To start this blog I need to return to Christmas 2009 memories. Somewhere in there you may remember my photo of the dark chocolate with peppermint ice cream.
For the last couple of years I reduced portion sizes and eliminated sweets from my food intake. I said "no thank you" so many times to cakes, pies, ice cream and other goodies that I finally didn't even like the thought of sugar. And by doing that, I slowly, very slowly like the tortoise, lost some weight.
Then, starting with the candy from Christmas and adding ice cream to it...my brain went bonkers and said "I DO TOO LIKE SWEETS!" To top it off, I started a medication for my fibromyalgia that increased my appetite. Then came spring and the ice cream shop across the street opened for the summer. The devil had finally won.
By, last week, I had succumbed to sugar and a hot fudge sundae every night. I craved sugar and also chocolate. I've known something about myself for a long time that might be a surprise for people who know me: I have no will power.

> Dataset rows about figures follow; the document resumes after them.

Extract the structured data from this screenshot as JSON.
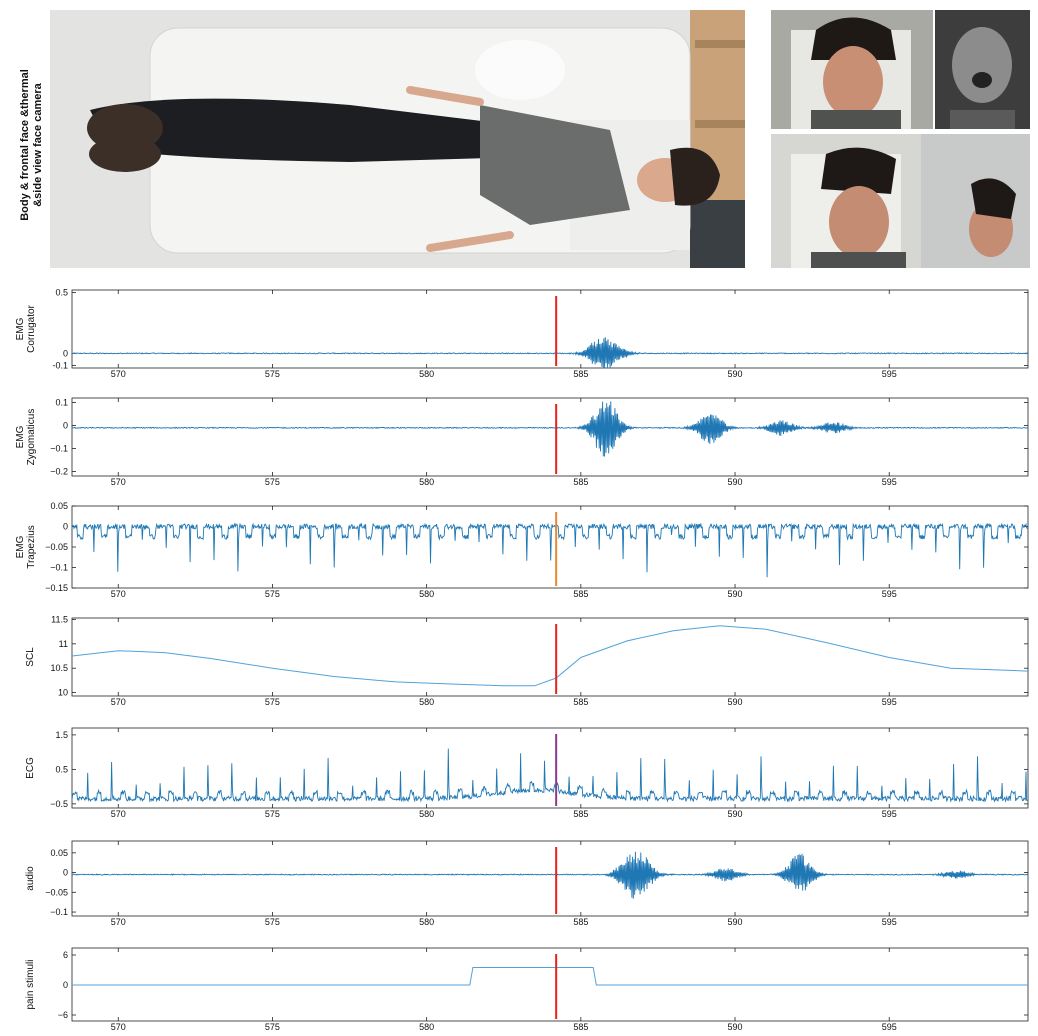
{
  "video_panel": {
    "label_line1": "Body & frontal face &thermal",
    "label_line2": "&side view face camera"
  },
  "colors": {
    "signal": "#1f77b4",
    "signal_light": "#4fa3dc",
    "stimulus_marker": "#e8221b",
    "ecg_marker": "#8b3a8b",
    "trapezius_marker": "#e8892b",
    "axis": "#222222"
  },
  "chart_data": [
    {
      "type": "line",
      "ylabel": "EMG\nCorrugator",
      "xlim": [
        568.5,
        599.5
      ],
      "ylim": [
        -0.12,
        0.52
      ],
      "xticks": [
        570,
        575,
        580,
        585,
        590,
        595
      ],
      "yticks": [
        {
          "v": 0.5,
          "label": "0.5"
        },
        {
          "v": 0,
          "label": "0"
        },
        {
          "v": -0.1,
          "label": "-0.1"
        }
      ],
      "baseline": 0.0,
      "events": [
        {
          "x": 585.7,
          "amp": 0.1
        },
        {
          "x": 586.1,
          "amp": 0.06
        },
        {
          "x": 585.5,
          "amp": 0.04
        }
      ],
      "marker": 584.2
    },
    {
      "type": "line",
      "ylabel": "EMG\nZygomaticus",
      "xlim": [
        568.5,
        599.5
      ],
      "ylim": [
        -0.22,
        0.12
      ],
      "xticks": [
        570,
        575,
        580,
        585,
        590,
        595
      ],
      "yticks": [
        {
          "v": 0.1,
          "label": "0.1"
        },
        {
          "v": 0,
          "label": "0"
        },
        {
          "v": -0.1,
          "label": "−0.1"
        },
        {
          "v": -0.2,
          "label": "−0.2"
        }
      ],
      "baseline": -0.01,
      "events": [
        {
          "x": 585.8,
          "amp": 0.15
        },
        {
          "x": 589.2,
          "amp": 0.08
        },
        {
          "x": 591.5,
          "amp": 0.04
        },
        {
          "x": 593.2,
          "amp": 0.03
        }
      ],
      "marker": 584.2
    },
    {
      "type": "line",
      "ylabel": "EMG\nTrapezius",
      "xlim": [
        568.5,
        599.5
      ],
      "ylim": [
        -0.15,
        0.05
      ],
      "xticks": [
        570,
        575,
        580,
        585,
        590,
        595
      ],
      "yticks": [
        {
          "v": 0.05,
          "label": "0.05"
        },
        {
          "v": 0,
          "label": "0"
        },
        {
          "v": -0.05,
          "label": "−0.05"
        },
        {
          "v": -0.1,
          "label": "−0.1"
        },
        {
          "v": -0.15,
          "label": "−0.15"
        }
      ],
      "baseline": 0.0,
      "beat_start": 569.2,
      "beat_interval": 0.78,
      "spike": -0.13,
      "marker": 584.2
    },
    {
      "type": "line",
      "ylabel": "SCL",
      "xlim": [
        568.5,
        599.5
      ],
      "ylim": [
        9.93,
        11.53
      ],
      "xticks": [
        570,
        575,
        580,
        585,
        590,
        595
      ],
      "yticks": [
        {
          "v": 11.5,
          "label": "11.5"
        },
        {
          "v": 11,
          "label": "11"
        },
        {
          "v": 10.5,
          "label": "10.5"
        },
        {
          "v": 10,
          "label": "10"
        }
      ],
      "x": [
        568.5,
        570,
        571.5,
        573,
        575,
        577,
        579,
        581,
        582.5,
        583.5,
        584.2,
        585,
        586.5,
        588,
        589.5,
        591,
        593,
        595,
        597,
        599.5
      ],
      "y": [
        10.75,
        10.86,
        10.82,
        10.7,
        10.5,
        10.33,
        10.22,
        10.17,
        10.14,
        10.14,
        10.3,
        10.72,
        11.06,
        11.27,
        11.37,
        11.3,
        11.02,
        10.72,
        10.5,
        10.44
      ],
      "marker": 584.2
    },
    {
      "type": "line",
      "ylabel": "ECG",
      "xlim": [
        568.5,
        599.5
      ],
      "ylim": [
        -0.62,
        1.7
      ],
      "xticks": [
        570,
        575,
        580,
        585,
        590,
        595
      ],
      "yticks": [
        {
          "v": 1.5,
          "label": "1.5"
        },
        {
          "v": 0.5,
          "label": "0.5"
        },
        {
          "v": -0.5,
          "label": "−0.5"
        }
      ],
      "baseline": -0.35,
      "beat_start": 569.0,
      "beat_interval": 0.78,
      "spike": 1.45,
      "marker": 584.2
    },
    {
      "type": "line",
      "ylabel": "audio",
      "xlim": [
        568.5,
        599.5
      ],
      "ylim": [
        -0.11,
        0.08
      ],
      "xticks": [
        570,
        575,
        580,
        585,
        590,
        595
      ],
      "yticks": [
        {
          "v": 0.05,
          "label": "0.05"
        },
        {
          "v": 0,
          "label": "0"
        },
        {
          "v": -0.05,
          "label": "−0.05"
        },
        {
          "v": -0.1,
          "label": "−0.1"
        }
      ],
      "baseline": -0.005,
      "events": [
        {
          "x": 586.6,
          "amp": 0.05
        },
        {
          "x": 587.0,
          "amp": 0.04
        },
        {
          "x": 589.7,
          "amp": 0.02
        },
        {
          "x": 592.1,
          "amp": 0.06
        },
        {
          "x": 597.2,
          "amp": 0.012
        }
      ],
      "marker": 584.2
    },
    {
      "type": "line",
      "ylabel": "pain stimuli",
      "xlim": [
        568.5,
        599.5
      ],
      "ylim": [
        -7.2,
        7.4
      ],
      "xticks": [
        570,
        575,
        580,
        585,
        590,
        595
      ],
      "yticks": [
        {
          "v": 6,
          "label": "6"
        },
        {
          "v": 0,
          "label": "0"
        },
        {
          "v": -6,
          "label": "−6"
        }
      ],
      "x": [
        568.5,
        581.4,
        581.5,
        585.4,
        585.5,
        599.5
      ],
      "y": [
        0,
        0,
        3.5,
        3.5,
        0,
        0
      ],
      "marker": 584.2
    }
  ]
}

Yes, it's true that I quite smoking cold turkey many years ago. But, I know that if I had just one cigarette, I would be up to a pack a day by end of the week.Yes, it's true that for three years I ate a diet powder of 500 calories a day, under my doctor's care. It looked like I had will power. But, I had simply cut the mere idea of eating anything else out of my brain. Eating food wasn't an option, it didn't exist. I knew I couldn't keep eating the ice cream. That was obvious to me. But, how not to do it.
Enter popsicles. Something triggered my brain to say "Wait a minute here. There's an answer somewhere."
Digression.This reminds me of the joke: The little boy wanted a pony for Christmas. While being an optimist, he was however "the son from hell." When Christmas came his parents told him to open the door...his present was in that room. He opened it and it was filled with horsie poo-poo. His parents thought maybe that would shape him up and get him on the right road. Ha!The next time they saw the boy, he was in the room shoveling up the poop. His parent asked him why. He said "There's just got to be a pony in here somewhere!"
Okay, back to the popsicles. The problem with ice cream is all the fat. All of a sudden my brain yelled out "Popsicles! Yes, popsicles would work." I called the Chief who was shopping at Costco and asked him to see what kind they had." He called back later to describe what he had found. And with another miracle...Fudgesicles! My response? "Get them all!"
He opened the top of the boxes and put them in the freezer, so I could just stick my hand in and pull something out. Of course the first one I tried was the fudgesicle. Good. Passed the test of no fat little calories and tasted darn good.
Next night. Pulled out an orange one. The Chief had told me that the popsicles were made from real fruit, etc., etc. So I anticipated a nice fresh orange taste. Humph! Something was different about it. It tasted a little off. But okay. The next night I pulled from the other open box. It was a very dark and deep red. Raspberry was the other flavor I remembered the Chief telling me. I love raspberry. And with much delight took a bit out of it. Humph! Didn't really taste like raspberry. But, okay. I could deal with what was given to me.
The next night I had another fudgesicle. Still yummy. And the next night, back to the popsicles, I decided to take the orange box out and look at it. Printed in large letters on the box was tangerine! Well, no wonder it didn't taste like an orange. Took a bite, and yes, yes, of course tangerine is exactly what it tasted like. Yummy. The next night I took out the raspberry box to read grape! Oh. Oh dear. As grape, it tasted good.
I'm planning a blindfold taste test with flavored yogurt soon.